In perfect world you will have to do only the 40 hours, but unfortunately our world is not any near perfect & you are expected to finish the job putting more hours into it, though I had managed it with my manager to get compensation as leave days for my excess hours in the days they need me to do over time, but it does not always work like that.
@robmandu & @cwilbur: The “toxic company” I referred to is now going out of business (two years since I resigned). Can’t say I feel bad.
There are federal rules about what type of worker can be considered a salaried employee. The Fair Labor and Standards Act spells out who is exempt (e.g., salaried) and who is not. If you do not fall into one of these categories, you are a non-exempt employee and your employer must pay you overtime.
Also, being salaried does not necessarily mean that you are not eligible for OT. Check with your state’s Bureau of Labor and Industries. In Oregon the rule states—
Q. When is overtime required for salaried employees?
A. All salaried employees must be paid overtime unless they meet the test for exempt status as defined by federal and state laws.
And, yes, some industries (law firms and engineering especially) expect newbies to put in a lot of extra time. This does not make it right, fair or even legal. You need to be able to set some limits with your boss or your bosses boss about what’s practical.

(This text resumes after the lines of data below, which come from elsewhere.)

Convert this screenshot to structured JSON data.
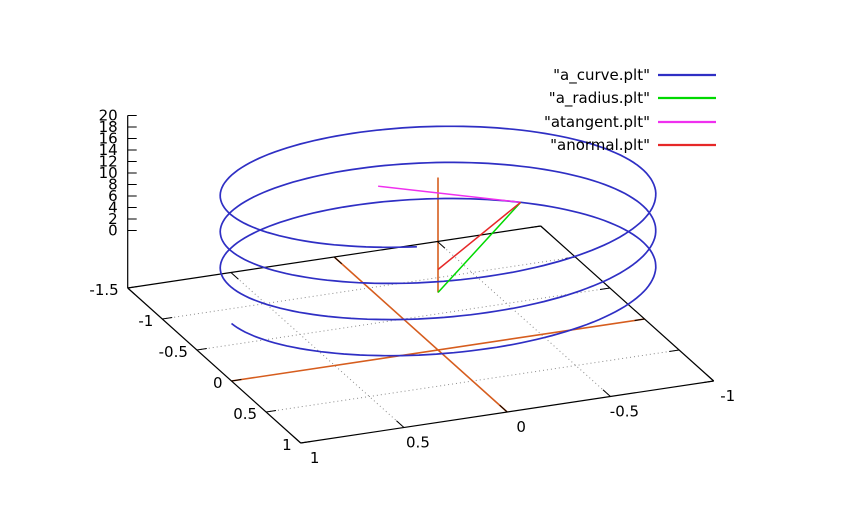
{
  "chart_data": {
    "type": "line",
    "projection": "3d",
    "title": "",
    "legend": {
      "position": "top-right"
    },
    "series": [
      {
        "label": "\"a_curve.plt\"",
        "color": "#2f2fc4",
        "kind": "parametric",
        "parametric": {
          "x": "sin(t)",
          "y": "cos(t)",
          "z": "t",
          "t_min": 0,
          "t_max": 20
        }
      },
      {
        "label": "\"a_radius.plt\"",
        "color": "#00d900",
        "kind": "segment",
        "from": [
          0,
          0,
          0
        ],
        "to": [
          -0.7568,
          -0.6536,
          4
        ]
      },
      {
        "label": "\"atangent.plt\"",
        "color": "#ef30ef",
        "kind": "segment",
        "from": [
          -0.7568,
          -0.6536,
          4
        ],
        "to": [
          -1.219,
          -0.1184,
          4.7071
        ]
      },
      {
        "label": "\"anormal.plt\"",
        "color": "#e62828",
        "kind": "segment",
        "from": [
          -0.7568,
          -0.6536,
          4
        ],
        "to": [
          0,
          0,
          4
        ]
      }
    ],
    "axes": {
      "x": {
        "range": [
          -1.5,
          1
        ],
        "tick_values": [
          -1.5,
          -1,
          -0.5,
          0,
          0.5,
          1
        ],
        "tick_labels": [
          "-1.5",
          "-1",
          "-0.5",
          "0",
          "0.5",
          "1"
        ]
      },
      "y": {
        "range": [
          1,
          -1
        ],
        "tick_values": [
          1,
          0.5,
          0,
          -0.5,
          -1
        ],
        "tick_labels": [
          "1",
          "0.5",
          "0",
          "-0.5",
          "-1"
        ]
      },
      "z": {
        "range": [
          0,
          20
        ],
        "tick_values": [
          0,
          2,
          4,
          6,
          8,
          10,
          12,
          14,
          16,
          18,
          20
        ],
        "tick_labels": [
          "0",
          "2",
          "4",
          "6",
          "8",
          "10",
          "12",
          "14",
          "16",
          "18",
          "20"
        ]
      }
    },
    "zero_axes": {
      "color": "#d65d1e",
      "x_zero_line": {
        "x": 0,
        "y_from": 1,
        "y_to": -1
      },
      "y_zero_line": {
        "y": 0,
        "x_from": -1.5,
        "x_to": 1
      },
      "z_zero_line": {
        "at_xy": [
          0,
          0
        ],
        "z_from": 0,
        "z_to": 20
      }
    },
    "grid": {
      "color": "#8a8a8a",
      "x_values": [
        -1,
        -0.5,
        0.5
      ],
      "y_values": [
        -0.5,
        0.5
      ]
    },
    "border_color": "#000000",
    "text_color": "#000000"
  }
}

If they are working you like a dog to avoid hiring another person, then they are taking advantage of you and you should be compensated either monetarily or with equivalent time off.
Figure out if you are an exempt employee per FSLA, check with your state’s BOLI rules on OT, then go in prepared to your boss with a proposal for what’s reasonable and fair.
I wish you luck
Your employer must pay at least minimum wage even if your on salary. Example if you did work 100 hrs then you should be paid a minimum of $725.00. Federal minimum wage is $7.25 an hour.